I. Почему «Руаяль» и почему «Боревер»?

   Когда принц Анри уезжал из Парижа в армию, рядом с ним не оказалось человека, которого он предпочитал всем в некоторых целях, того, кого он называл своим «живым кинжалом». Так куда же делся Брабан? Впрочем, Анри если и беспокоился по этому поводу, то не слишком сильно. Как в Париже, так и на дорогах Франции у него не было недостатка в молодцах, словно родившихся с зажатым в кулаке острым клинком, ребят, всегда готовых за хорошую плату предоставить этот клинок в чье угодно распоряжение — будь то принц, граф или барон, лишь бы он в этом нуждался и не скупился.
   А ребенок? Что с ним стало? Над этим вопросом принц Анри размышлял несколько дольше и в конце концов пришел к такому выводу:
   «Сын Мари — дьявольское отродье, видимо, его, как и предполагалось, отнесли прямо к палачу. То есть он вернулся туда, откуда и явился: в ад. Что ж, значит, об этом и думать не стоит…»
   Затем последовали события в Турноне: когда умер от яда Франсуа, Анри превратился в дофина Франции, наследника престола.
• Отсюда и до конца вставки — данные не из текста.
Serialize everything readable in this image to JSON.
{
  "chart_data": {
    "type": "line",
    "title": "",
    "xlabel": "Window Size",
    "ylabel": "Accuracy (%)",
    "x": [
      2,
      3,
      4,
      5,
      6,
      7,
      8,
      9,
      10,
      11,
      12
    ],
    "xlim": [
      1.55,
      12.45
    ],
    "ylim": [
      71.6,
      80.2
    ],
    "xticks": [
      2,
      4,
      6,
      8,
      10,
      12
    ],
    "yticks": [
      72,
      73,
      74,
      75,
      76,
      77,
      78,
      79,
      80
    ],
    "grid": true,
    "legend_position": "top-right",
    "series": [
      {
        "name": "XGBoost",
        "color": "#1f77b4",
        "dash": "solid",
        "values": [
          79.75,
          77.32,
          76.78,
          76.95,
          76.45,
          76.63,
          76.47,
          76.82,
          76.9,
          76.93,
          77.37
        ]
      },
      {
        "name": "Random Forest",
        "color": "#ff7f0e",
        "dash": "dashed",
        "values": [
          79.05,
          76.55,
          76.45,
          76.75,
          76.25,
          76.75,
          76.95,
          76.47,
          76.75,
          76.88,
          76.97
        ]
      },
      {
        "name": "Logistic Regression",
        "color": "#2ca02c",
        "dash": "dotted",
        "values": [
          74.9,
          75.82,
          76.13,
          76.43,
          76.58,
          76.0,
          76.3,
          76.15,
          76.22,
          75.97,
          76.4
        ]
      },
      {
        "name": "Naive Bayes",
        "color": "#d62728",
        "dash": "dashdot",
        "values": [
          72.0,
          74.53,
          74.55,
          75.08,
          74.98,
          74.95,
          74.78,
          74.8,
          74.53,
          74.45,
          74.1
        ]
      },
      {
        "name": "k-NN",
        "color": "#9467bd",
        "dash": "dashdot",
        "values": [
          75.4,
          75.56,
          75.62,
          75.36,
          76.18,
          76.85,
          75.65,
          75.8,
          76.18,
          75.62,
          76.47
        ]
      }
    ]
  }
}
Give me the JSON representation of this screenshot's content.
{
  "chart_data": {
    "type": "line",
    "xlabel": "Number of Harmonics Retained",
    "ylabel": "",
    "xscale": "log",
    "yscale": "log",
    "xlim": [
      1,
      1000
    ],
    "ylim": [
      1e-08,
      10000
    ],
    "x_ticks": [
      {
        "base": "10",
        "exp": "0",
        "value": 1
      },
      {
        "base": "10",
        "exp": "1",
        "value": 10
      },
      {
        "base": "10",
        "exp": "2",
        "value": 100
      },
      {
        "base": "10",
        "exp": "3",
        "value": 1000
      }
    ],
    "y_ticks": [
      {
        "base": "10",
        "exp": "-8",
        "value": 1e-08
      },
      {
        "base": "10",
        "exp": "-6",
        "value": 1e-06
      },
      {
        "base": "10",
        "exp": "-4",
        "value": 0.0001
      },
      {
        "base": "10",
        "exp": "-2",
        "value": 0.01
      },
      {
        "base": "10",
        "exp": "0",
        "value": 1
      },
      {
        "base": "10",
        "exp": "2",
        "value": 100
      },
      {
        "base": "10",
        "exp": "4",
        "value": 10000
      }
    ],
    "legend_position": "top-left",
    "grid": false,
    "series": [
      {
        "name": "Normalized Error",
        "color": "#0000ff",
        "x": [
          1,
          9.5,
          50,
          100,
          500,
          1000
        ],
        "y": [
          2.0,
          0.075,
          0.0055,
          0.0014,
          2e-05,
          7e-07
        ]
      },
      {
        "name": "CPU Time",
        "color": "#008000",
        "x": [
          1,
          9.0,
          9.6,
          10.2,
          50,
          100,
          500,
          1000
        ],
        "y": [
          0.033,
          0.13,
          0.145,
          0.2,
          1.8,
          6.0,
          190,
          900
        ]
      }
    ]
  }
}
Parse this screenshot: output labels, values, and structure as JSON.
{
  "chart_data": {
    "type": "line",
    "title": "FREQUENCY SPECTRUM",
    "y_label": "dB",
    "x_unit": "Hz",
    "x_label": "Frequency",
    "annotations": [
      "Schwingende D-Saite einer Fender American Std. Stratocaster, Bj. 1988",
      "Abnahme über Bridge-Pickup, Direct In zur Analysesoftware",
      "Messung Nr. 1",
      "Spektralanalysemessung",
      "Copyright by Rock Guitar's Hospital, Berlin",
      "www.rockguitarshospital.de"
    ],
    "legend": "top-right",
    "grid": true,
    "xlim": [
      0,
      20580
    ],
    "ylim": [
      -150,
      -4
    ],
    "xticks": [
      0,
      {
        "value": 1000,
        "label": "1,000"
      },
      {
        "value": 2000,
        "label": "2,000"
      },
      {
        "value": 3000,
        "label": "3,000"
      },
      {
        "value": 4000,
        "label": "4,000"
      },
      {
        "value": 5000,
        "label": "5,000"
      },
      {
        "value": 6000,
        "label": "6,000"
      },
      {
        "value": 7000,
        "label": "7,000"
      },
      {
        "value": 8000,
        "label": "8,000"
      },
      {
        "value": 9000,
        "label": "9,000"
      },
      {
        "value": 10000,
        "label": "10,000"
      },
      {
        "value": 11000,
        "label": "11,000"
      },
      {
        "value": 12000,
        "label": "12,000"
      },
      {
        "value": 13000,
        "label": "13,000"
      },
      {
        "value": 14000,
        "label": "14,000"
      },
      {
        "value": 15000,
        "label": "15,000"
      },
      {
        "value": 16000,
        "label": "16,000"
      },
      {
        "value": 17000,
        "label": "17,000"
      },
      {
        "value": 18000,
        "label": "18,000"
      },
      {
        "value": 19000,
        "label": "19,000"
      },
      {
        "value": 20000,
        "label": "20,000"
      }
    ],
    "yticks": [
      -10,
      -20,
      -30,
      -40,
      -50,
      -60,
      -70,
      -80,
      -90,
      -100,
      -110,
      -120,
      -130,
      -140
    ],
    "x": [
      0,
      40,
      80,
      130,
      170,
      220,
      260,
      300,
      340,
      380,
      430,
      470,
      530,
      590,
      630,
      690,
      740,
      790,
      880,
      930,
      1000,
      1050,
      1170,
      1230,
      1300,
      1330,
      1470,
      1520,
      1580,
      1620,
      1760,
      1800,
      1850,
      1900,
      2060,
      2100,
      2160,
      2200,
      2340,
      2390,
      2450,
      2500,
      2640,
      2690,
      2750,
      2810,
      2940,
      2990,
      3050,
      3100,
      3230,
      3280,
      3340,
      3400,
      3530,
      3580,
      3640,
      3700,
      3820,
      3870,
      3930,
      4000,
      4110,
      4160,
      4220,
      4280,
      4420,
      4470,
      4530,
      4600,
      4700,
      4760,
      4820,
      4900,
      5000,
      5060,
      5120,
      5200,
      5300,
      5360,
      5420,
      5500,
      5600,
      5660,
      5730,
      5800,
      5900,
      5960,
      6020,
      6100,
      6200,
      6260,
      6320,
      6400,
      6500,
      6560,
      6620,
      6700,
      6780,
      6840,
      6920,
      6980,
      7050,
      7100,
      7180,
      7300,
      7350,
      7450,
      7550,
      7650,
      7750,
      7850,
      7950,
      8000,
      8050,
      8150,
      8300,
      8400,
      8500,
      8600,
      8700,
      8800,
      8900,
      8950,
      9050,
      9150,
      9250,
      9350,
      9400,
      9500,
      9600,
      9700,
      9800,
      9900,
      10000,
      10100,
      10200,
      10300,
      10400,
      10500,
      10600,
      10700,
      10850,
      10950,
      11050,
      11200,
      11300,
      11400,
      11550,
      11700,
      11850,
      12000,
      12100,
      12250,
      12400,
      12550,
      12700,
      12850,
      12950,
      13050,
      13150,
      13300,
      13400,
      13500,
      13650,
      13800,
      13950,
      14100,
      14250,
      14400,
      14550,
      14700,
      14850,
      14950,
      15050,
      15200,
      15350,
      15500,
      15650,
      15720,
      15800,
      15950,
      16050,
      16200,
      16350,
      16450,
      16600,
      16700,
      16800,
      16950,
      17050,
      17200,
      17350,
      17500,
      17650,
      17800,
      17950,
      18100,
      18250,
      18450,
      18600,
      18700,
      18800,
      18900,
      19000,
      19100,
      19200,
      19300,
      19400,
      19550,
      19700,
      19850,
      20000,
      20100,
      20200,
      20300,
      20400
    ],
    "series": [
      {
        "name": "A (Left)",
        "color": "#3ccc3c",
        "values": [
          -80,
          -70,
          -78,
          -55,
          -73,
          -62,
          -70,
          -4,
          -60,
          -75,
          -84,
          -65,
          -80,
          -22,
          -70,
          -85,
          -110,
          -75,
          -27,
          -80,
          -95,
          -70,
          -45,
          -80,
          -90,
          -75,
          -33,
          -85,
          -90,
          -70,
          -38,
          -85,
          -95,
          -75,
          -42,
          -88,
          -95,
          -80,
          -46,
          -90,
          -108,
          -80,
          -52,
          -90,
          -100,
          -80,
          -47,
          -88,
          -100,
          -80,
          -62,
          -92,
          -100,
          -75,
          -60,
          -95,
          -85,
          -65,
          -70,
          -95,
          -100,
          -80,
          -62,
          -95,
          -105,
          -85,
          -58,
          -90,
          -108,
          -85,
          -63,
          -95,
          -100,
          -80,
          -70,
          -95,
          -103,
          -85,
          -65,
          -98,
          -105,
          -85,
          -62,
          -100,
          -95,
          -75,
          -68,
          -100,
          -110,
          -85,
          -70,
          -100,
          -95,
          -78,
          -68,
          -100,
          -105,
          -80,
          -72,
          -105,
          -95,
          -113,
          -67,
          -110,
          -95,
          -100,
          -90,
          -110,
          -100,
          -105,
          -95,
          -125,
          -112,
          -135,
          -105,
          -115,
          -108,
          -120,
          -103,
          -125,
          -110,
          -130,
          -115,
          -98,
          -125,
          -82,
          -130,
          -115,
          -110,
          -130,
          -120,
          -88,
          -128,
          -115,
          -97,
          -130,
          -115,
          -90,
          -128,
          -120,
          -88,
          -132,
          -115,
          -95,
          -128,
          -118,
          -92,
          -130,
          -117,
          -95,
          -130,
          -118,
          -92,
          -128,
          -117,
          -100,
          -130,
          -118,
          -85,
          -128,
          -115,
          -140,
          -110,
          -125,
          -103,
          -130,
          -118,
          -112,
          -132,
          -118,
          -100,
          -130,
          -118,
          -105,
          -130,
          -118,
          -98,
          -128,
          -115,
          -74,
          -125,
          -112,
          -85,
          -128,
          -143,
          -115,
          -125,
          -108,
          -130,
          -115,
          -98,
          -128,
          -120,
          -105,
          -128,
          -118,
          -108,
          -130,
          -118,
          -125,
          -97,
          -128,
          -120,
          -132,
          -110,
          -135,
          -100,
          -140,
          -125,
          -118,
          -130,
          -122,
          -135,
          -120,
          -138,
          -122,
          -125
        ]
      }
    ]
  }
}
Затем прошли годы, и он стал королем Франции Генрихом II. И тогда события прошлого померкли в его памяти, его внутреннего взора будто коснулось ослепление: он сумел начисто позабыть о некоторых «мелких грешках» времен своей юности и теперь уже никогда не вспоминал о переданном по его воле палачу ребенке.
   О том, что случилось с Брабаном-Брабантцем, Анри тоже так никогда и ничего не узнал.
   А мы знаем, и сейчас узнаете и вы.
   Началось с того, что в течение двух недель наемник сидел взаперти в своей берлоге на улице Каландр наедине с сыном Мари и, если и выходил на минутку, то только затем, чтобы купить молока младенцу и вина со специями себе самому. Мы не говорим о съестных припасах: они ничуть не интересовали его, так, ерунда, главное — возбуждают желание промочить как следует глотку. Он совершал обильные возлияния и давал попить ребенку. Иногда он ошибался и наливал тому глоток-другой своего пряного вина. Однако он был не из тех людей, которым свойственно обременять себя заботой о детях, к тому же не терпелось снова взяться за работу, и потому Брабан стал перебирать в уме бесчисленных знакомых ему женщин, чтобы понять, которой из них можно отдать на воспитание несчастного мальчугана. В конце концов выбор был сделан.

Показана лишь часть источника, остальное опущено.